The way I see it, there is a mental block at work. An obvious fact is being denied or evaded, because the conclusions are unpalatable. The obvious fact is that physics as we know it does not contain the colors that we see. By "physics" I don't just mean the entities that physicists talk about, I also mean anything that you can make out of them. I would encourage anyone who thinks they know what I mean, and who agrees with me on this point, to speak up and make it known that they agree. I don't mind being alone in this opinion, if that's how it is, but I think it's desirable to get some idea of whether LessWrong is genuinely 100% against the proposition.
Just so we're all on the same wavelength, I'll point to a specific example of color. Up at the top of this web page, the word "Less" appears. It's green. So, there is an example of a colored entity, right in front of anyone reading this page.
My thesis is that if you take a lot of point-particles, with no property except their location, and arrange them any way you want, there won't be anything that's green like that; and that the same applies for any physical theory with an ontology that doesn't explicitly include color. To me, this is just mindbogglingly obvious, like the fact that you can't get a letter by adding numbers.
At this point people start talking about neurons and gensyms and concept maps. The greenness isn't in the physical object, "computer screen", it's in the brain's response to the stimulus provided by light from the computer screen entering the eye.
My response is simple. Try to fix in your mind what the physical reality must be, behind your favorite neuro-cognitive explanation of greenness. Presumably it's something like "a whole lot of neurons, firing in a particular way". Try to imagine what that is physically, in terms of atoms. Imagine some vast molecular tinker-toy structures, shaped into a cluster of neurons, with traveling waves of ions crossing axonal membranes. Large numbers of atoms arranged in space, a few of them executing motions which are relevant for the information processing. Do you have that in your mind's eye? Now look up again at that word "Less", and remind yourself that according to your theory, the green shape that you are seeing is the same thing as some aspect of all those billions of colorless atoms in motion.
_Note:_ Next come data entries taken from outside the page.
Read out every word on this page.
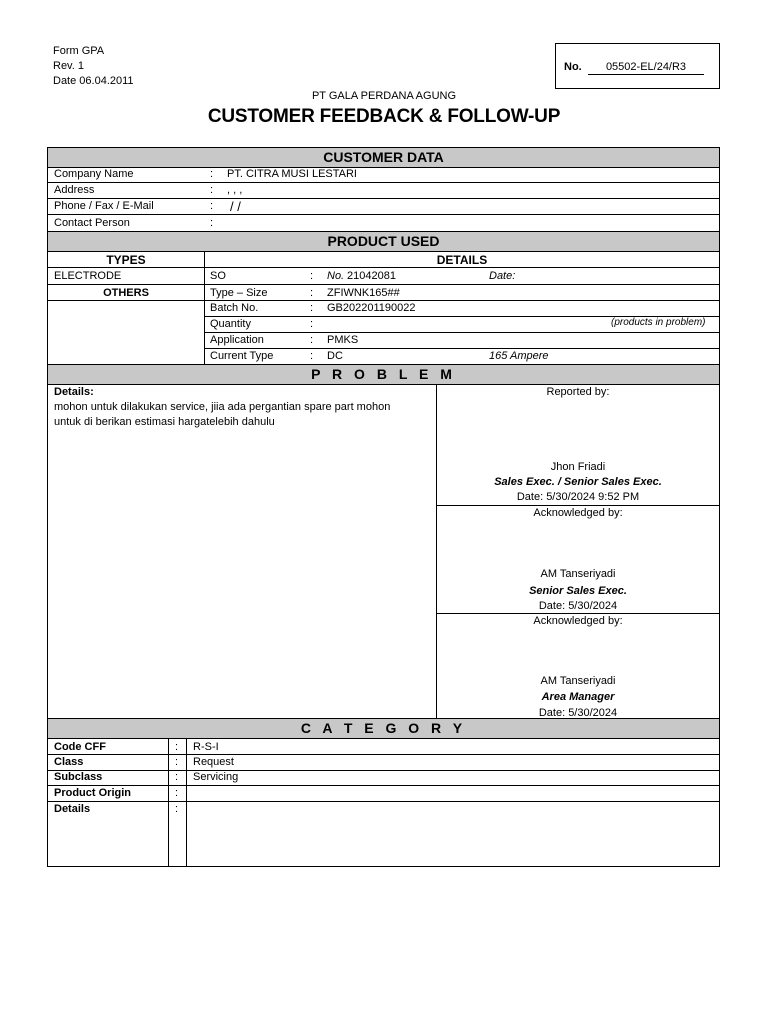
Form GPA
Rev. 1
Date 06.04.2011
No.	05502-EL/24/R3
PT GALA PERDANA AGUNG
CUSTOMER FEEDBACK & FOLLOW-UP
CUSTOMER DATA
Company Name	: PT. CITRA MUSI LESTARI
Address	: , , ,
Phone / Fax / E-Mail	: / /
Contact Person	:
PRODUCT USED
TYPES	DETAILS
ELECTRODE
OTHERS
SO	: No. 21042081	Date:
Type – Size	: ZFIWNK165##
Batch No.	: GB202201190022
Quantity	:	(products in problem)
Application	: PMKS
Current Type	: DC	165 Ampere
P R O B L E M
Details:
mohon untuk dilakukan service, jiia ada pergantian spare part mohon
untuk di berikan estimasi hargatelebih dahulu
Reported by:
Jhon Friadi
Sales Exec. / Senior Sales Exec.
Date: 5/30/2024 9:52 PM
Acknowledged by:
AM Tanseriyadi
Senior Sales Exec.
Date: 5/30/2024
Acknowledged by:
AM Tanseriyadi
Area Manager
Date: 5/30/2024
C A T E G O R Y
Code CFF	: R-S-I
Class	: Request
Subclass	: Servicing
Product Origin	:
Details	:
If your theory still makes sense to you, then please tell us in comments what aspect of the atoms in motion is actually green.
I only see three options. Deny that anything is actually green; become a dualist; or (supervillain voice) join me, and together, we can make a new ontology.
No, it is much more simple than that - "green" is a wavelength of light, and "the feeling of green" is how the information "green" is encoded in your information processing system, that's it. No special ontology for qualia or whatever. Qualia isn't a fundamental component of the universe like quarks and photons are, it's only encoding of information in your brain.
But yes, how reality is encoded in an information system sometimes doesn't match the external world, the information system can be wrong. That's a natural, direct consequence of that ontology, not a new postulate, and definitely not any other ontology. The fact that "the feeling of green" is how "green wavelength" is encoded in an information processing system automatically implies that if you perturbate the information processing system by giving it LSD, it may very well encode "green wavelength" without "green wavelength" being actually present.
In short, ontology is not the right level to look at qualia - qualia is information in a (very) complex information processing system, it has no fundamental existence. Trying to explain it at an ontological level just make you ask invalid questions.